Drei Stunden brauchte Horst Lenz, um die Bombe am Mainzer Zollhafen zu entschärfen – ungewöhnlich lange für den Chef des Kampfmittelräumdienstes in Rheinland-Pfalz. „Ich hatte es befürchtet“, sagte Lenz nach der Entschärfung um 00.15 Uhr, „das war die schlimmste Bombe, die ich je gesehen habe.“ Das 250-Kilo-Geschoss aus dem Zweiten Weltkrieg war stark beschädigt und zum Teil beim Aufschlag explodiert. Der zweite Teil hatte nun mehr als 70 Jahre in Mainzer Erde gelegen. Zur Entschärfung mussten Lenz und seine Experten den Zünder der Bombe regelrecht herausfräsen – ein Geduldsspiel.
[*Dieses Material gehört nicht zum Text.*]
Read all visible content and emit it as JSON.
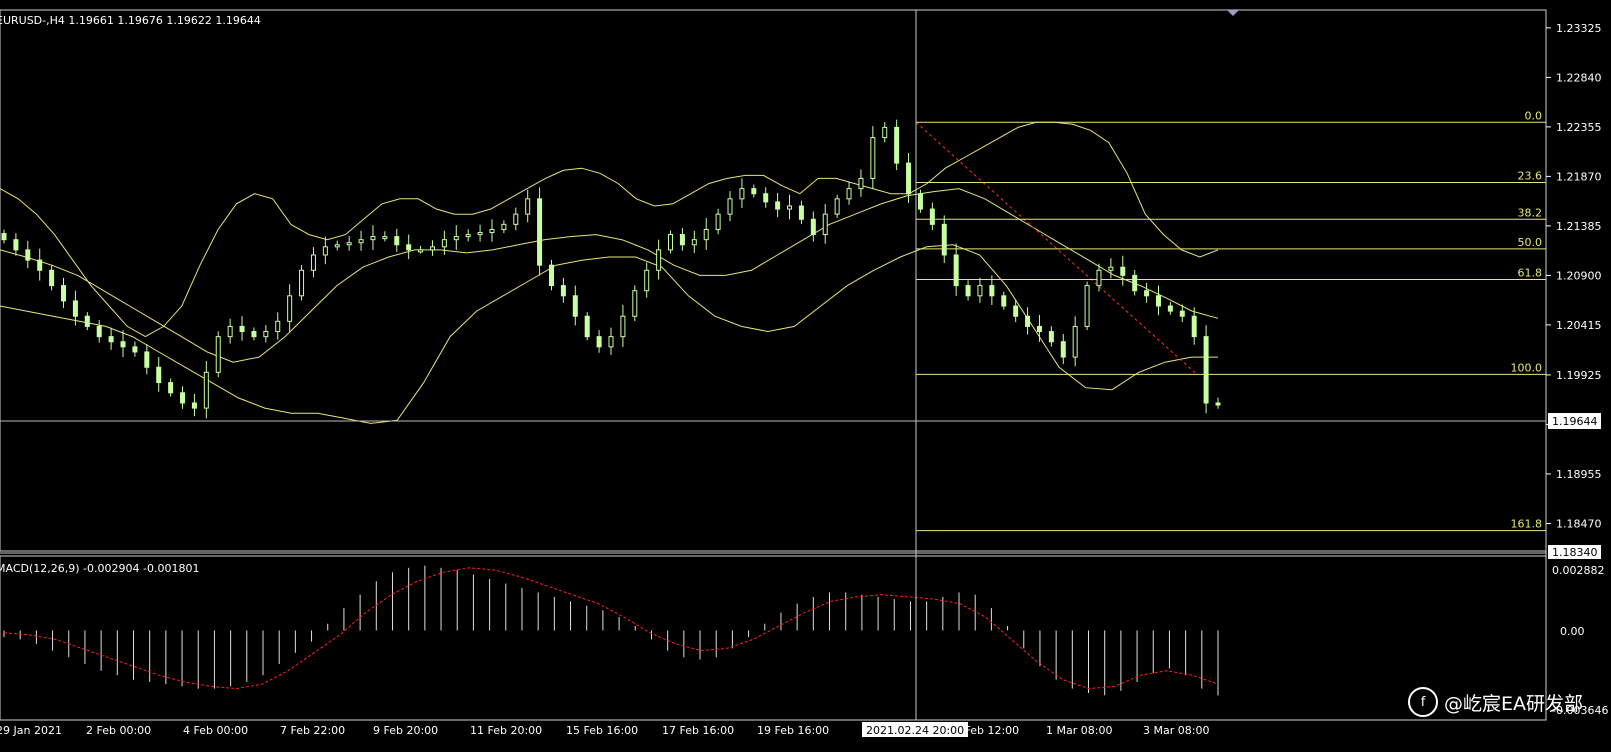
{
  "header": {
    "symbol_line": "EURUSD-,H4  1.19661 1.19676 1.19622 1.19644"
  },
  "macd": {
    "label": "MACD(12,26,9) -0.002904 -0.001801",
    "scale_top": "0.002882",
    "scale_zero": "0.00",
    "scale_bottom": "-0.003646"
  },
  "price_scale": [
    "1.23325",
    "1.22840",
    "1.22355",
    "1.21870",
    "1.21385",
    "1.20900",
    "1.20415",
    "1.19925",
    "1.19440",
    "1.18955",
    "1.18470"
  ],
  "current_price": "1.19644",
  "crosshair_price": "1.18340",
  "crosshair_time": "2021.02.24 20:00",
  "time_axis": [
    "29 Jan 2021",
    "2 Feb 00:00",
    "4 Feb 00:00",
    "7 Feb 22:00",
    "9 Feb 20:00",
    "11 Feb 20:00",
    "15 Feb 16:00",
    "17 Feb 16:00",
    "19 Feb 16:00",
    "24 Feb 20:00",
    "26 Feb 12:00",
    "1 Mar 08:00",
    "3 Mar 08:00"
  ],
  "fibonacci": {
    "levels": [
      {
        "label": "0.0",
        "price": 1.224
      },
      {
        "label": "23.6",
        "price": 1.2181
      },
      {
        "label": "38.2",
        "price": 1.2145
      },
      {
        "label": "50.0",
        "price": 1.2116
      },
      {
        "label": "61.8",
        "price": 1.2086
      },
      {
        "label": "100.0",
        "price": 1.1993
      },
      {
        "label": "161.8",
        "price": 1.184
      }
    ]
  },
  "watermark": {
    "logo_glyph": "f",
    "text": "@屹宸EA研发部"
  },
  "colors": {
    "candle": "#c8ffa0",
    "bollinger": "#e6e678",
    "fib": "#e6e678",
    "crosshair": "#c8c8c8",
    "macd_hist": "#e0e0e0",
    "macd_signal": "#ff2020"
  },
  "chart_data": {
    "type": "candlestick",
    "symbol": "EURUSD-",
    "timeframe": "H4",
    "ylim": [
      1.182,
      1.235
    ],
    "close_path": [
      1.2125,
      1.2115,
      1.2105,
      1.2095,
      1.208,
      1.2065,
      1.205,
      1.204,
      1.203,
      1.2025,
      1.202,
      1.2015,
      1.2,
      1.1985,
      1.1975,
      1.1965,
      1.196,
      1.1995,
      1.203,
      1.204,
      1.2035,
      1.203,
      1.2035,
      1.2045,
      1.207,
      1.2095,
      1.211,
      1.2118,
      1.212,
      1.2122,
      1.2125,
      1.2128,
      1.2128,
      1.212,
      1.2115,
      1.2115,
      1.2118,
      1.2125,
      1.2128,
      1.213,
      1.2132,
      1.2135,
      1.214,
      1.215,
      1.2165,
      1.21,
      1.208,
      1.207,
      1.205,
      1.203,
      1.202,
      1.203,
      1.205,
      1.2075,
      1.2095,
      1.2115,
      1.213,
      1.212,
      1.2125,
      1.2135,
      1.215,
      1.2165,
      1.2175,
      1.217,
      1.2162,
      1.2155,
      1.2158,
      1.2145,
      1.213,
      1.215,
      1.2165,
      1.2175,
      1.2185,
      1.2225,
      1.2235,
      1.22,
      1.217,
      1.2155,
      1.214,
      1.211,
      1.208,
      1.207,
      1.208,
      1.207,
      1.206,
      1.205,
      1.204,
      1.2035,
      1.2025,
      1.201,
      1.204,
      1.208,
      1.2095,
      1.2098,
      1.209,
      1.2075,
      1.207,
      1.206,
      1.2055,
      1.205,
      1.203,
      1.1965,
      1.1964
    ],
    "bollinger_upper": [
      1.2175,
      1.2165,
      1.215,
      1.213,
      1.2105,
      1.208,
      1.206,
      1.204,
      1.203,
      1.204,
      1.206,
      1.21,
      1.2135,
      1.216,
      1.217,
      1.2165,
      1.214,
      1.213,
      1.2125,
      1.213,
      1.2145,
      1.216,
      1.2165,
      1.2165,
      1.2155,
      1.215,
      1.215,
      1.2155,
      1.2165,
      1.2175,
      1.2185,
      1.2193,
      1.2195,
      1.219,
      1.218,
      1.2165,
      1.2158,
      1.216,
      1.217,
      1.218,
      1.2185,
      1.2188,
      1.2188,
      1.2178,
      1.217,
      1.2185,
      1.2185,
      1.218,
      1.2175,
      1.217,
      1.217,
      1.218,
      1.2195,
      1.2205,
      1.2215,
      1.2225,
      1.2235,
      1.224,
      1.224,
      1.2238,
      1.2232,
      1.222,
      1.219,
      1.215,
      1.213,
      1.2115,
      1.2108,
      1.2115
    ],
    "bollinger_middle": [
      1.2115,
      1.2108,
      1.21,
      1.209,
      1.2075,
      1.206,
      1.2045,
      1.203,
      1.2015,
      1.2005,
      1.201,
      1.203,
      1.2055,
      1.208,
      1.2098,
      1.2108,
      1.2115,
      1.2115,
      1.2112,
      1.2115,
      1.212,
      1.2125,
      1.2128,
      1.213,
      1.2125,
      1.2115,
      1.21,
      1.209,
      1.209,
      1.2095,
      1.211,
      1.2125,
      1.214,
      1.215,
      1.216,
      1.2168,
      1.2172,
      1.2175,
      1.2165,
      1.215,
      1.2135,
      1.212,
      1.2105,
      1.209,
      1.208,
      1.2068,
      1.2055,
      1.2048
    ],
    "bollinger_lower": [
      1.206,
      1.2055,
      1.205,
      1.2045,
      1.204,
      1.203,
      1.2015,
      1.2,
      1.1985,
      1.197,
      1.196,
      1.1955,
      1.1955,
      1.195,
      1.1945,
      1.1948,
      1.1985,
      1.203,
      1.2055,
      1.207,
      1.2085,
      1.21,
      1.2105,
      1.2108,
      1.2108,
      1.2098,
      1.207,
      1.205,
      1.204,
      1.2035,
      1.204,
      1.206,
      1.208,
      1.2095,
      1.2108,
      1.2118,
      1.212,
      1.211,
      1.208,
      1.204,
      1.2,
      1.198,
      1.1978,
      1.1995,
      1.2005,
      1.201,
      1.201
    ],
    "macd_histogram": [
      -0.0003,
      -0.0004,
      -0.0006,
      -0.0009,
      -0.0012,
      -0.0015,
      -0.0018,
      -0.002,
      -0.0022,
      -0.0023,
      -0.0024,
      -0.0025,
      -0.0026,
      -0.0026,
      -0.0025,
      -0.0023,
      -0.002,
      -0.0015,
      -0.001,
      -0.0005,
      0.0003,
      0.001,
      0.0016,
      0.0022,
      0.0026,
      0.0028,
      0.0029,
      0.0028,
      0.0027,
      0.0025,
      0.0023,
      0.0021,
      0.0019,
      0.0017,
      0.0015,
      0.0013,
      0.0011,
      0.0009,
      0.0006,
      0.0002,
      -0.0004,
      -0.0009,
      -0.0012,
      -0.0013,
      -0.0012,
      -0.0008,
      -0.0003,
      0.0003,
      0.0008,
      0.0012,
      0.0015,
      0.0017,
      0.0017,
      0.0016,
      0.0015,
      0.0014,
      0.0013,
      0.0013,
      0.0015,
      0.0017,
      0.0016,
      0.001,
      0.0002,
      -0.0008,
      -0.0016,
      -0.0022,
      -0.0026,
      -0.0028,
      -0.0029,
      -0.0027,
      -0.0023,
      -0.0019,
      -0.0017,
      -0.002,
      -0.0026,
      -0.0029
    ],
    "macd_signal": [
      -0.0001,
      -0.0002,
      -0.0004,
      -0.0008,
      -0.0012,
      -0.0016,
      -0.002,
      -0.0023,
      -0.0025,
      -0.0026,
      -0.0024,
      -0.0018,
      -0.001,
      -0.0002,
      0.0008,
      0.0016,
      0.0022,
      0.0026,
      0.0028,
      0.0027,
      0.0024,
      0.002,
      0.0016,
      0.0012,
      0.0006,
      -0.0001,
      -0.0006,
      -0.0009,
      -0.0008,
      -0.0004,
      0.0002,
      0.0008,
      0.0013,
      0.0015,
      0.0016,
      0.0015,
      0.0014,
      0.0012,
      0.0006,
      -0.0004,
      -0.0014,
      -0.0022,
      -0.0026,
      -0.0025,
      -0.002,
      -0.0018,
      -0.002,
      -0.0024
    ]
  }
}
Sprengmeister Host Lenz beim Interview nach der erfolgreichen Entschärfung der Bombe im Mainzer Zollhafen. – Foto: gik

Vor gut einer Woche war der Blindgänger aus dem Zweiten Weltkrieg bei Bauarbeiten an der Oberen Austraße gefunden worden, auf einem Gelände der Mainzer Stadtwerke etwa zwischen Hauptzollamt und Eisengießerei Römheld & Moelle. Mehrere Meter tief in der Erde lag das Geschoss stabil in einer Grube, weil in der Umgebung praktisch ausschließlich Industrie und Gewerbe angesiedelt sind, entschieden sich Stadt, Feuerwehr und Kampfmittelräumdienst, die Entschärfung am Gründonnerstag in den Abendstunden vorzunehmen. Ab 20.00 Uhr wurde das Gebiet um die Bombe in einem Radius von 500 Metern gesperrt, die Schifffahrt auf dem Rhein und der Zugverkehr über die benachbarte Kaiserbrücke eingestellt.
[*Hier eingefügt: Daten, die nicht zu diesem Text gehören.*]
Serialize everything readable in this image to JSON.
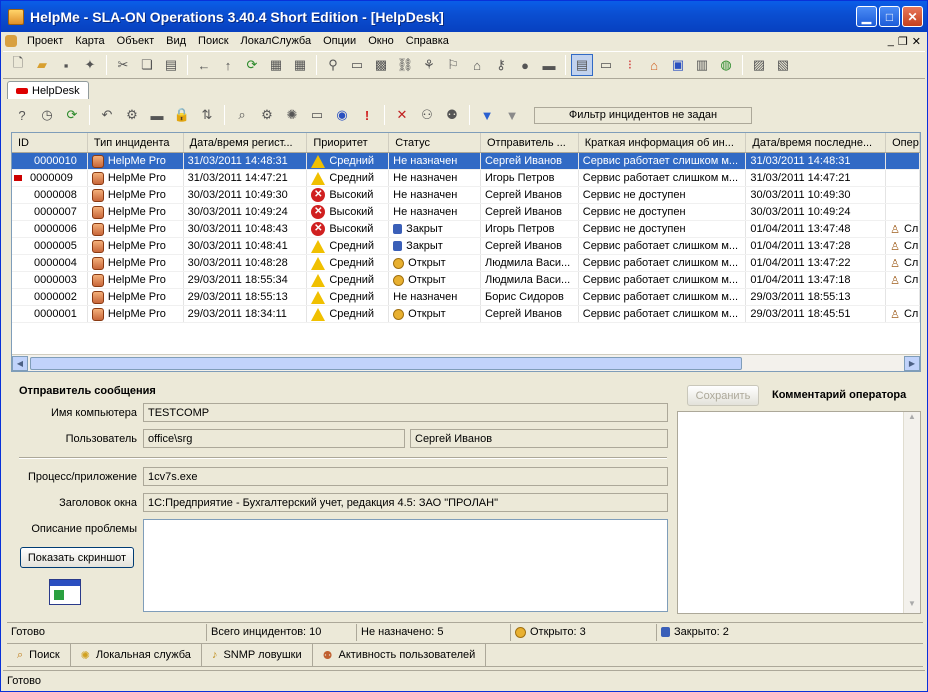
{
  "window": {
    "title": "HelpMe - SLA-ON Operations 3.40.4 Short Edition - [HelpDesk]"
  },
  "menu": [
    "Проект",
    "Карта",
    "Объект",
    "Вид",
    "Поиск",
    "ЛокалСлужба",
    "Опции",
    "Окно",
    "Справка"
  ],
  "tab": {
    "label": "HelpDesk"
  },
  "filter": {
    "label": "Фильтр инцидентов не задан"
  },
  "grid": {
    "headers": [
      "ID",
      "Тип инцидента",
      "Дата/время регист...",
      "Приоритет",
      "Статус",
      "Отправитель ...",
      "Краткая информация об ин...",
      "Дата/время последне...",
      "Опера"
    ],
    "rows": [
      {
        "id": "0000010",
        "type": "HelpMe Pro",
        "reg": "31/03/2011 14:48:31",
        "prio": "Средний",
        "prio_level": "medium",
        "status": "Не назначен",
        "status_icon": "none",
        "sender": "Сергей Иванов",
        "info": "Сервис работает слишком м...",
        "last": "31/03/2011 14:48:31",
        "op": "",
        "selected": true,
        "flag": false
      },
      {
        "id": "0000009",
        "type": "HelpMe Pro",
        "reg": "31/03/2011 14:47:21",
        "prio": "Средний",
        "prio_level": "medium",
        "status": "Не назначен",
        "status_icon": "none",
        "sender": "Игорь Петров",
        "info": "Сервис работает слишком м...",
        "last": "31/03/2011 14:47:21",
        "op": "",
        "selected": false,
        "flag": true
      },
      {
        "id": "0000008",
        "type": "HelpMe Pro",
        "reg": "30/03/2011 10:49:30",
        "prio": "Высокий",
        "prio_level": "high",
        "status": "Не назначен",
        "status_icon": "none",
        "sender": "Сергей Иванов",
        "info": "Сервис не доступен",
        "last": "30/03/2011 10:49:30",
        "op": "",
        "selected": false,
        "flag": false
      },
      {
        "id": "0000007",
        "type": "HelpMe Pro",
        "reg": "30/03/2011 10:49:24",
        "prio": "Высокий",
        "prio_level": "high",
        "status": "Не назначен",
        "status_icon": "none",
        "sender": "Сергей Иванов",
        "info": "Сервис не доступен",
        "last": "30/03/2011 10:49:24",
        "op": "",
        "selected": false,
        "flag": false
      },
      {
        "id": "0000006",
        "type": "HelpMe Pro",
        "reg": "30/03/2011 10:48:43",
        "prio": "Высокий",
        "prio_level": "high",
        "status": "Закрыт",
        "status_icon": "lock",
        "sender": "Игорь Петров",
        "info": "Сервис не доступен",
        "last": "01/04/2011 13:47:48",
        "op": "Сл",
        "selected": false,
        "flag": false
      },
      {
        "id": "0000005",
        "type": "HelpMe Pro",
        "reg": "30/03/2011 10:48:41",
        "prio": "Средний",
        "prio_level": "medium",
        "status": "Закрыт",
        "status_icon": "lock",
        "sender": "Сергей Иванов",
        "info": "Сервис работает слишком м...",
        "last": "01/04/2011 13:47:28",
        "op": "Сл",
        "selected": false,
        "flag": false
      },
      {
        "id": "0000004",
        "type": "HelpMe Pro",
        "reg": "30/03/2011 10:48:28",
        "prio": "Средний",
        "prio_level": "medium",
        "status": "Открыт",
        "status_icon": "open",
        "sender": "Людмила Васи...",
        "info": "Сервис работает слишком м...",
        "last": "01/04/2011 13:47:22",
        "op": "Сл",
        "selected": false,
        "flag": false
      },
      {
        "id": "0000003",
        "type": "HelpMe Pro",
        "reg": "29/03/2011 18:55:34",
        "prio": "Средний",
        "prio_level": "medium",
        "status": "Открыт",
        "status_icon": "open",
        "sender": "Людмила Васи...",
        "info": "Сервис работает слишком м...",
        "last": "01/04/2011 13:47:18",
        "op": "Сл",
        "selected": false,
        "flag": false
      },
      {
        "id": "0000002",
        "type": "HelpMe Pro",
        "reg": "29/03/2011 18:55:13",
        "prio": "Средний",
        "prio_level": "medium",
        "status": "Не назначен",
        "status_icon": "none",
        "sender": "Борис Сидоров",
        "info": "Сервис работает слишком м...",
        "last": "29/03/2011 18:55:13",
        "op": "",
        "selected": false,
        "flag": false
      },
      {
        "id": "0000001",
        "type": "HelpMe Pro",
        "reg": "29/03/2011 18:34:11",
        "prio": "Средний",
        "prio_level": "medium",
        "status": "Открыт",
        "status_icon": "open",
        "sender": "Сергей Иванов",
        "info": "Сервис работает слишком м...",
        "last": "29/03/2011 18:45:51",
        "op": "Сл",
        "selected": false,
        "flag": false
      }
    ]
  },
  "detail": {
    "title": "Отправитель сообщения",
    "computer_label": "Имя компьютера",
    "computer": "TESTCOMP",
    "user_label": "Пользователь",
    "user_login": "office\\srg",
    "user_name": "Сергей Иванов",
    "process_label": "Процесс/приложение",
    "process": "1cv7s.exe",
    "window_label": "Заголовок окна",
    "window_title": "1С:Предприятие - Бухгалтерский учет, редакция 4.5: ЗАО \"ПРОЛАН\"",
    "desc_label": "Описание проблемы",
    "screenshot_button": "Показать скриншот"
  },
  "comment": {
    "save_button": "Сохранить",
    "title": "Комментарий оператора"
  },
  "status": {
    "ready": "Готово",
    "total": "Всего инцидентов: 10",
    "unassigned": "Не назначено: 5",
    "open": "Открыто: 3",
    "closed": "Закрыто: 2"
  },
  "nav": [
    "Поиск",
    "Локальная служба",
    "SNMP ловушки",
    "Активность пользователей"
  ],
  "bottom_status": "Готово"
}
Horst Lenz zeigt den gut erhaltenen Drehzünder der Bombe, rechts das Loch, in dem er saß. – Foto: gik

Rund 90 Gewerbebetriebe und vier produzierende Industriebetriebe waren von der Sperrung betroffen, darunter neben der Eisengießerei auch der Glashersteller Schott und die Firma Erdal. Ganze drei Einwohner mussten aus dem Gebiet „evakuiert“ werden, die Herrschaften seien essen gegangen oder hätten sich anderweitig einen schönen Abend gemacht, hieß es von Seiten der Feuerwehr. Für 21.00 Uhr war die Entschärfung angesetzt worden, kurz zuvor prüften Sicherheitskräfte noch einmal, ob sich auch wirklich niemand mehr in dem Gebiet aufhielt – vom Zollhafen zur Ingelheimer Aue wird gerne gejoggt.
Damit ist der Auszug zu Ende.